On the technical front, it's hard to see the Frank Dunn fiasco as having much of an effect on Nortel's technical program. Nortel's recent strength in the softswitching market and its incumbent positions in metro DWDM and Sonet/SDH are still intact. Dunn was a beancounter (or a bean exaggerator) at heart, and he was not a real technical leader. What will be important to watch is whether this large-scale corporate scandal will distract from recent developments, such as its softswitch developments and its important new "Neptune" product.

Unlike Lucent, whose staffing cutbacks have been much more extreme, Nortel's product groups appear to have sustained less carnage in recent management shakeups. But changes at the top always result in hesitancy and slow things down.

Current Handicap: Net Even

2) General Viability

In late 2002, the question everybody was asking was whether either Nortel or Lucent could avoid bankruptcy. People were openly debating which stock would go to zero first. Their bonds were selling for pennies on the dollar. Both management teams initiated vast liquidity programs, jettisoning surplus assets, cutting staff, outsourcing manufacturing, and raising cash through the sale of convertible securities. Eventually, the stock market improved, the companies improved their debt and cash positions, and the crisis passed. On the financial front, the beancounters all have their opinions and spreadsheets, but the only figures that really matter for these companies, which are both still highly leveraged, are the raw, unadulterated measures of cash and debt. In the case of Nortel it appears as if the book-cooking did not affect the balance sheet (of course now, who could really be sure?).

With this in mind, Nortel's still got an edge. Even after the restated earnings, Nortel was still in a cash-flow positive position in 2003. Remember, Lucent bled cash in 2003.

At any rate, as of the end of 2003, here were the raw cash and debt levels for the two giants:


    Total Cash: $4.15 billion
    Total Cash Per Share: $0.97
    Total Debt: $6.27 billion


    Total Cash: $3.99 billion
    Total Cash Per Share: $0.96
    Total Debt: $3.88 billion
Current Handicap: Nortel +1

3) Corporate Culture

Here, Nortel's sustained some serious damage. How the board named Dunn, the former CFO, to become the CEO and then looked away as he fouled up the books for years is unbelievable. It raises new questions about the board's competence and the Old-Boy Culture at Nortel, which apparently hasn't changed much.

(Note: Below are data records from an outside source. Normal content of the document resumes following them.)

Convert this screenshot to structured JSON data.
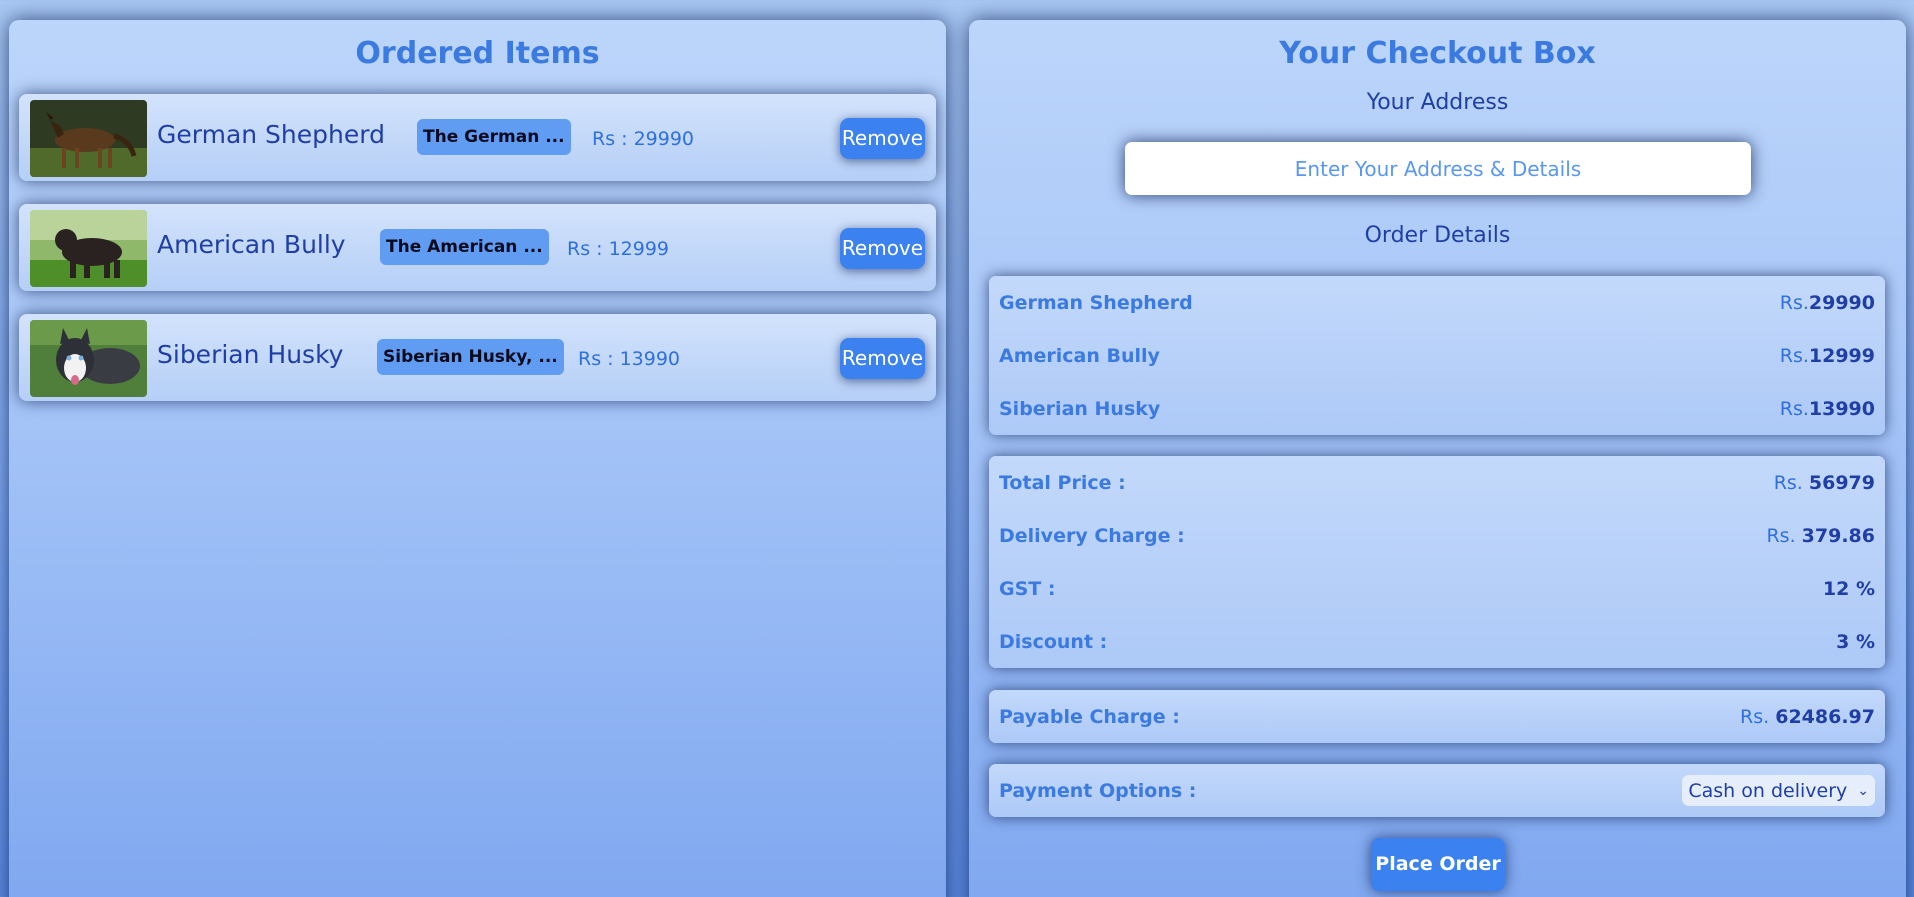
{
  "ordered": {
    "title": "Ordered Items",
    "remove_label": "Remove",
    "items": [
      {
        "name": "German Shepherd",
        "desc": "The German ...",
        "price": "Rs : 29990"
      },
      {
        "name": "American Bully",
        "desc": "The American ...",
        "price": "Rs : 12999"
      },
      {
        "name": "Siberian Husky",
        "desc": "Siberian Husky, ...",
        "price": "Rs : 13990"
      }
    ]
  },
  "checkout": {
    "title": "Your Checkout Box",
    "address_heading": "Your Address",
    "address_placeholder": "Enter Your Address & Details",
    "order_details_heading": "Order Details",
    "order_lines": [
      {
        "label": "German Shepherd",
        "prefix": "Rs.",
        "amount": "29990"
      },
      {
        "label": "American Bully",
        "prefix": "Rs.",
        "amount": "12999"
      },
      {
        "label": "Siberian Husky",
        "prefix": "Rs.",
        "amount": "13990"
      }
    ],
    "summary": [
      {
        "label": "Total Price :",
        "prefix": "Rs. ",
        "amount": "56979"
      },
      {
        "label": "Delivery Charge :",
        "prefix": "Rs. ",
        "amount": "379.86"
      },
      {
        "label": "GST :",
        "prefix": "",
        "amount": "12 %"
      },
      {
        "label": "Discount :",
        "prefix": "",
        "amount": "3 %"
      }
    ],
    "payable": {
      "label": "Payable Charge :",
      "prefix": "Rs. ",
      "amount": "62486.97"
    },
    "payment": {
      "label": "Payment Options :",
      "selected": "Cash on delivery"
    },
    "place_order_label": "Place Order"
  }
}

Clearly this was the case of an absentee, protectionist board that appears to have been asleep at the wheel. Sadly, this dredges up the worst fears about Nortel's culture: Corporate arrogance, the inability to deal with criticism, and a lack of independent, outside influence on a monolithic, politically fixed culture.

Hey! Didn't we used to say that about Lucent? Well, in the Bumble Bowl, you never know who's going to outbumble the other!

Current Handicap: Nortel -1 / Lucent +1

4) Public Perception

Ooops! We did it again! Wall Street hates that. The Grandma who takes a 50 percent hit on her Nortel stock hates it too. Analysts who are using Nortel's figures to try to assess how well they are doing hate it. Editors that go out on a limb and say things are better hate that. (Mea Culpa.) Everybody hates it. Here the real damage was done to Nortel's credibility. Current Handicap: Nortel -2 / Lucent +2

Overall, Nortel has really shot itself in the foot. Nortel's stock has taken a shellacking. But much of the damage has been confined to the PR/investor-relations department and has avoided hitting the balance sheet. Looking forward, it's hard to see Frank Dunn's removal as a real negative.

See-ya, Frankie!

Is Nortel's stock going back to 50 cents? Doubtful. And if you are an investor, isn't it a lot more appealing at $3 without Frank Dunn than it was at $8 with Frank Dunn?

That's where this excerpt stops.